First, my comments are my own and don't reflect my company's position. I was glad to see that you tackled the subject and I think your conclusions are good. Many of the post-9/11 actions have been reactions without logical basis.
But back to your article, I don't believe you sold your analysis very well because of a weak definition of predictive data mining and because you are totally excluding the posibility of a predictive component in data mining.
If the connections that you listed were less obvious to the human mind, maybe data mining could reveal them. Using that data, an experienced law enforcement person or analyst might then provide the predictive "ah ha" that leads to a terrorist plot. As computer systems become more "intelligent:, I think it is reasonable to assume that computers will be able to deduce threats from patterns, at least of a general nature. Ex. flying lessons mean an aircraft attack.

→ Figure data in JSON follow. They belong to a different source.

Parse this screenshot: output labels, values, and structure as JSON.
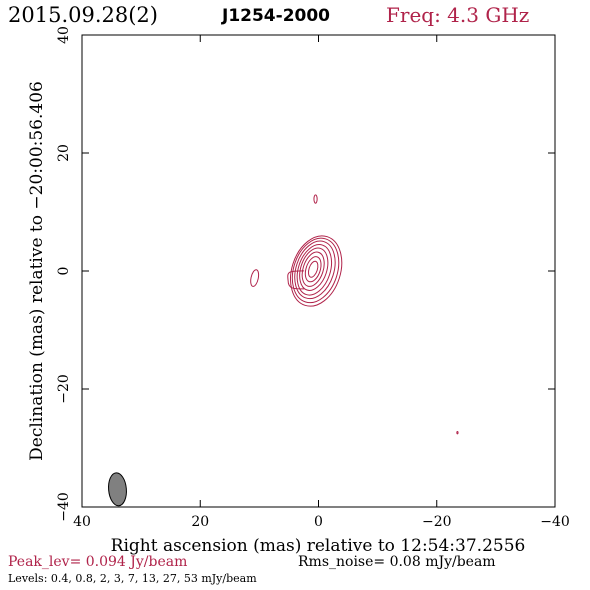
{
  "header": {
    "date": "2015.09.28(2)",
    "source": "J1254-2000",
    "freq": "Freq: 4.3 GHz"
  },
  "footer": {
    "peak": "Peak_lev=  0.094 Jy/beam",
    "rms": "Rms_noise= 0.08 mJy/beam",
    "levels": "Levels: 0.4,  0.8,    2,    3,    7,   13,   27,   53 mJy/beam"
  },
  "colors": {
    "contour": "#b0234a",
    "beam_fill": "#808080",
    "axis": "#000000"
  },
  "chart_data": {
    "type": "contour",
    "xlabel": "Right ascension (mas) relative to 12:54:37.2556",
    "ylabel": "Declination (mas) relative to −20:00:56.406",
    "xlim": [
      40,
      -40
    ],
    "ylim": [
      -40,
      40
    ],
    "x_ticks": [
      40,
      20,
      0,
      -20,
      -40
    ],
    "x_tick_labels": [
      "40",
      "20",
      "0",
      "−20",
      "−40"
    ],
    "y_ticks": [
      -40,
      -20,
      0,
      20,
      40
    ],
    "y_tick_labels": [
      "−40",
      "−20",
      "0",
      "20",
      "40"
    ],
    "contour_levels_mJy": [
      0.4,
      0.8,
      2,
      3,
      7,
      13,
      27,
      53
    ],
    "peak_Jy_per_beam": 0.094,
    "rms_mJy_per_beam": 0.08,
    "core": {
      "x": 0,
      "y": 0
    },
    "components": [
      {
        "x": 0.5,
        "y": 12.2,
        "note": "small northern knot"
      },
      {
        "x": 10.8,
        "y": -1.2,
        "note": "eastern knot"
      },
      {
        "x": 4.8,
        "y": -1.5,
        "note": "eastern extension"
      },
      {
        "x": -23.5,
        "y": -27.4,
        "note": "tiny spot"
      }
    ],
    "beam": {
      "x": 34,
      "y": -37,
      "major_mas": 4.5,
      "minor_mas": 2.0,
      "pa_deg": -5
    }
  }
}
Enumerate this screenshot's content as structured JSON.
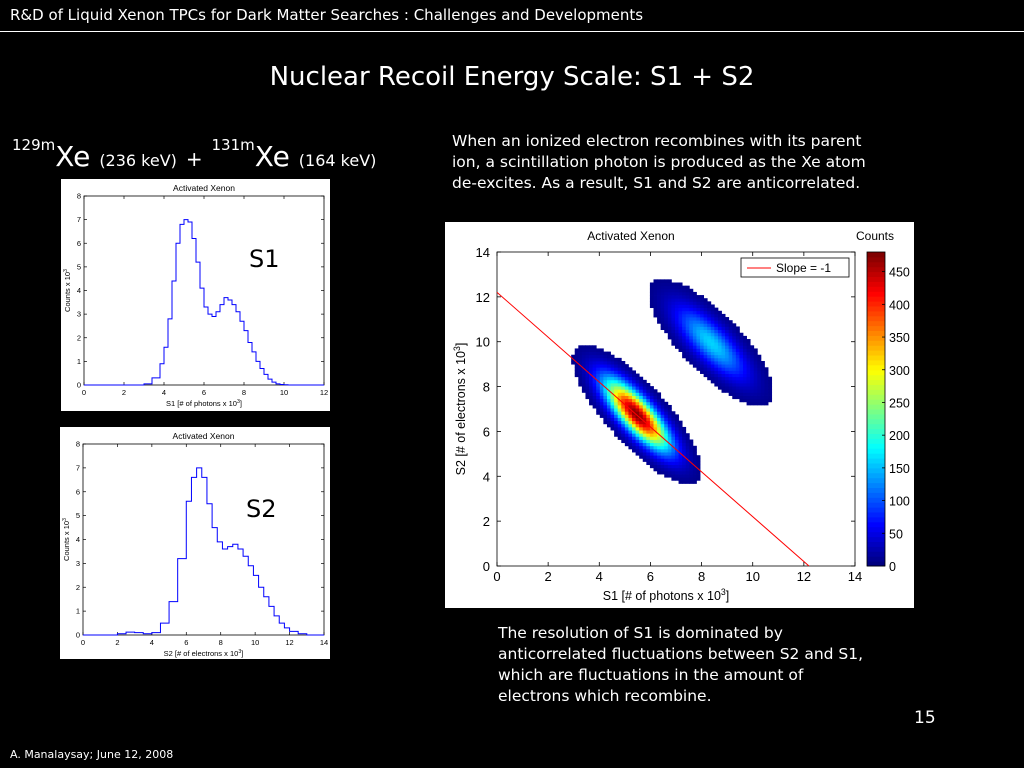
{
  "header": {
    "title": "R&D of Liquid Xenon TPCs for Dark Matter Searches : Challenges and Developments"
  },
  "slide": {
    "title": "Nuclear Recoil Energy Scale: S1 + S2",
    "isotopes": {
      "iso1_mass": "129m",
      "iso1_symbol": "Xe",
      "iso1_energy": "(236 keV)",
      "plus": "+",
      "iso2_mass": "131m",
      "iso2_symbol": "Xe",
      "iso2_energy": "(164 keV)"
    },
    "text_top": "When an ionized electron recombines with its parent ion, a scintillation photon is produced as the Xe atom de-excites.  As a result, S1 and S2 are anticorrelated.",
    "text_bottom": "The resolution of S1 is dominated by anticorrelated fluctuations between S2 and S1, which are fluctuations in the amount of electrons which recombine.",
    "label_s1": "S1",
    "label_s2": "S2",
    "page_number": "15",
    "footer": "A. Manalaysay; June 12, 2008"
  },
  "chart_data": [
    {
      "type": "line",
      "title": "Activated Xenon",
      "xlabel": "S1 [# of photons x 10",
      "xlabel_sup": "3",
      "ylabel": "Counts x 10",
      "ylabel_sup": "3",
      "xlim": [
        0,
        12
      ],
      "ylim": [
        0,
        8
      ],
      "xticks": [
        0,
        2,
        4,
        6,
        8,
        10,
        12
      ],
      "yticks": [
        0,
        1,
        2,
        3,
        4,
        5,
        6,
        7,
        8
      ],
      "color": "#0000ff",
      "series": [
        {
          "x": [
            0,
            3.0,
            3.4,
            3.8,
            4.0,
            4.2,
            4.4,
            4.6,
            4.8,
            5.0,
            5.2,
            5.4,
            5.6,
            5.8,
            6.0,
            6.2,
            6.4,
            6.6,
            6.8,
            7.0,
            7.2,
            7.4,
            7.6,
            7.8,
            8.0,
            8.2,
            8.4,
            8.6,
            8.8,
            9.0,
            9.2,
            9.4,
            9.6,
            9.8,
            10.0,
            10.2,
            10.6,
            11.0,
            12.0
          ],
          "y": [
            0,
            0.05,
            0.3,
            0.9,
            1.6,
            2.8,
            4.4,
            6.0,
            6.8,
            7.0,
            6.9,
            6.2,
            5.2,
            4.1,
            3.3,
            3.0,
            2.9,
            3.1,
            3.4,
            3.7,
            3.6,
            3.4,
            3.1,
            2.7,
            2.3,
            1.8,
            1.4,
            1.0,
            0.7,
            0.45,
            0.25,
            0.12,
            0.05,
            0.02,
            0.01,
            0,
            0,
            0,
            0
          ]
        }
      ]
    },
    {
      "type": "line",
      "title": "Activated Xenon",
      "xlabel": "S2 [# of electrons x 10",
      "xlabel_sup": "3",
      "ylabel": "Counts x 10",
      "ylabel_sup": "3",
      "xlim": [
        0,
        14
      ],
      "ylim": [
        0,
        8
      ],
      "xticks": [
        0,
        2,
        4,
        6,
        8,
        10,
        12,
        14
      ],
      "yticks": [
        0,
        1,
        2,
        3,
        4,
        5,
        6,
        7,
        8
      ],
      "color": "#0000ff",
      "series": [
        {
          "x": [
            0,
            2.0,
            2.5,
            3.0,
            3.5,
            4.0,
            4.5,
            5.0,
            5.5,
            6.0,
            6.3,
            6.6,
            6.9,
            7.2,
            7.5,
            7.8,
            8.1,
            8.4,
            8.7,
            9.0,
            9.3,
            9.6,
            9.9,
            10.2,
            10.5,
            10.8,
            11.1,
            11.4,
            11.7,
            12.0,
            12.5,
            13.0,
            14.0
          ],
          "y": [
            0,
            0.05,
            0.12,
            0.1,
            0.05,
            0.1,
            0.5,
            1.4,
            3.2,
            5.6,
            6.6,
            7.0,
            6.6,
            5.5,
            4.5,
            3.9,
            3.6,
            3.7,
            3.8,
            3.6,
            3.3,
            2.9,
            2.5,
            2.0,
            1.6,
            1.2,
            0.8,
            0.5,
            0.3,
            0.15,
            0.05,
            0,
            0
          ]
        }
      ]
    },
    {
      "type": "heatmap",
      "title": "Activated Xenon",
      "xlabel": "S1 [# of photons x 10",
      "xlabel_sup": "3",
      "ylabel": "S2 [# of electrons x 10",
      "ylabel_sup": "3",
      "xlim": [
        0,
        14
      ],
      "ylim": [
        0,
        14
      ],
      "xticks": [
        0,
        2,
        4,
        6,
        8,
        10,
        12,
        14
      ],
      "yticks": [
        0,
        2,
        4,
        6,
        8,
        10,
        12,
        14
      ],
      "colorbar_label": "Counts",
      "colorbar_ticks": [
        0,
        50,
        100,
        150,
        200,
        250,
        300,
        350,
        400,
        450
      ],
      "colorbar_max": 480,
      "legend": {
        "label": "Slope = -1",
        "color": "#ff0000",
        "position": "top-right"
      },
      "line": {
        "x": [
          0,
          12.2
        ],
        "y": [
          12.2,
          0
        ]
      },
      "clusters": [
        {
          "center_s1": 5.4,
          "center_s2": 6.7,
          "sigma_s1": 0.85,
          "sigma_s2": 1.05,
          "correlation": -0.8,
          "peak_counts": 480
        },
        {
          "center_s1": 8.3,
          "center_s2": 9.9,
          "sigma_s1": 0.95,
          "sigma_s2": 1.1,
          "correlation": -0.78,
          "peak_counts": 160
        }
      ]
    }
  ]
}
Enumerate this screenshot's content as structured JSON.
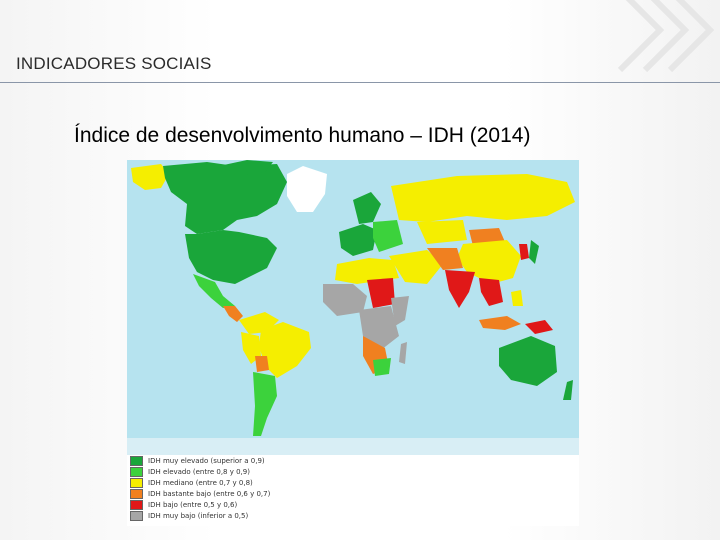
{
  "header": {
    "section_title": "INDICADORES SOCIAIS"
  },
  "slide": {
    "title": "Índice de desenvolvimento humano – IDH (2014)"
  },
  "map": {
    "colors": {
      "ocean": "#b6e3ef",
      "muy_elevado": "#1aa63a",
      "elevado": "#3cd23c",
      "mediano": "#f5ee00",
      "bastante_bajo": "#f08020",
      "bajo": "#e01818",
      "muy_bajo": "#a6a6a6",
      "sin_datos": "#ffffff"
    },
    "legend": [
      {
        "label": "IDH muy elevado (superior a 0,9)",
        "color": "#1aa63a"
      },
      {
        "label": "IDH elevado (entre 0,8 y 0,9)",
        "color": "#3cd23c"
      },
      {
        "label": "IDH mediano (entre 0,7 y 0,8)",
        "color": "#f5ee00"
      },
      {
        "label": "IDH bastante bajo (entre 0,6 y 0,7)",
        "color": "#f08020"
      },
      {
        "label": "IDH bajo (entre 0,5 y 0,6)",
        "color": "#e01818"
      },
      {
        "label": "IDH muy bajo (inferior a 0,5)",
        "color": "#a6a6a6"
      }
    ]
  }
}
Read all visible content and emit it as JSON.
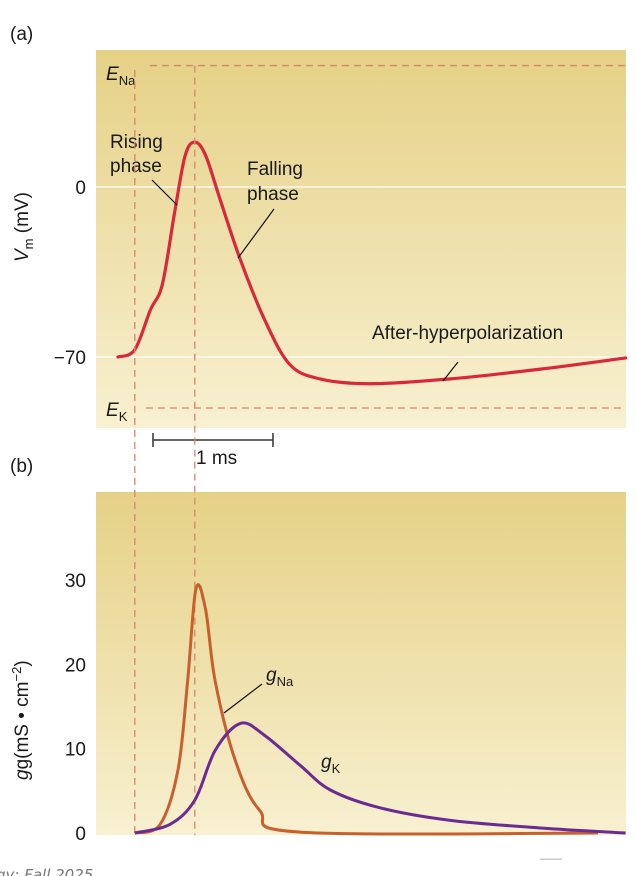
{
  "chart_data": [
    {
      "panel_label": "(a)",
      "type": "line",
      "ylabel": "V",
      "ylabel_sub": "m",
      "ylabel_unit": " (mV)",
      "yticks": [
        {
          "value": 0,
          "label": "0"
        },
        {
          "value": -70,
          "label": "−70"
        }
      ],
      "ylim": [
        -95,
        57
      ],
      "xlim_ms": [
        -0.18,
        4.23
      ],
      "grid": "horizontal at tick values",
      "reference_lines": [
        {
          "label": "E",
          "sub": "Na",
          "value": 50
        },
        {
          "label": "E",
          "sub": "K",
          "value": -91
        }
      ],
      "vertical_markers_ms": [
        0.14,
        0.64
      ],
      "scale_bar": {
        "length_ms": 1,
        "label": "1 ms"
      },
      "series": [
        {
          "color": "#d9283a",
          "x": [
            0,
            0.14,
            0.27,
            0.37,
            0.475,
            0.56,
            0.64,
            0.73,
            0.85,
            1.02,
            1.225,
            1.43,
            1.68,
            2.1,
            2.77,
            3.52,
            4.23
          ],
          "y": [
            -70,
            -67,
            -50.6,
            -40,
            -9.5,
            13,
            18.5,
            13,
            -5,
            -30,
            -55,
            -73,
            -79,
            -81,
            -79,
            -75,
            -70.4
          ]
        }
      ],
      "annotations": [
        {
          "line1": "Rising",
          "line2": "phase"
        },
        {
          "line1": "Falling",
          "line2": "phase"
        },
        {
          "line1": "After-hyperpolarization"
        }
      ]
    },
    {
      "panel_label": "(b)",
      "type": "line",
      "ylabel": "g(mS • cm",
      "ylabel_sup": "−2",
      "ylabel_end": ")",
      "yticks": [
        {
          "value": 0,
          "label": "0"
        },
        {
          "value": 10,
          "label": "10"
        },
        {
          "value": 20,
          "label": "20"
        },
        {
          "value": 30,
          "label": "30"
        }
      ],
      "ylim": [
        0,
        40.5
      ],
      "series": [
        {
          "name": "g",
          "sub": "Na",
          "color": "#c8602e",
          "x": [
            0.14,
            0.35,
            0.5,
            0.58,
            0.65,
            0.73,
            0.81,
            0.975,
            1.18,
            1.52,
            4.0
          ],
          "y": [
            0,
            1,
            7.5,
            18,
            29,
            26.5,
            18,
            8.7,
            2.7,
            0.1,
            0
          ]
        },
        {
          "name": "g",
          "sub": "K",
          "color": "#6a2c91",
          "x": [
            0.14,
            0.43,
            0.64,
            0.81,
            1.02,
            1.22,
            1.52,
            1.77,
            2.18,
            2.77,
            3.52,
            4.23
          ],
          "y": [
            0,
            1,
            3.9,
            9.8,
            13,
            11.6,
            8,
            5.1,
            3,
            1.5,
            0.6,
            0
          ]
        }
      ]
    }
  ],
  "colors": {
    "panel_top": "#e5d186",
    "panel_bottom": "#f8f0d0",
    "dashed": "#d8866a"
  },
  "footer": {
    "text": "gy: Fall 2025",
    "mark": "——"
  }
}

In conclusion, I worry about the privacy issues and about the ability of most analysts to construct useful queries that don't waste time and resources, but I think data mining is here to stay. The US needs an umbrella law that describes privacy and establishes some sort of template for information that can be collected and under what circumstances. Our current laws are directed at specific professions such as medical or at reporting regulations. There is no general privacy law, as I believe Australia has.

Michael

Hi Jeff.Thanks for your post about "Effective Counter-Terrorism and the Limited Role of Predictive Data Mining".Your article make great idea to me.Thanks.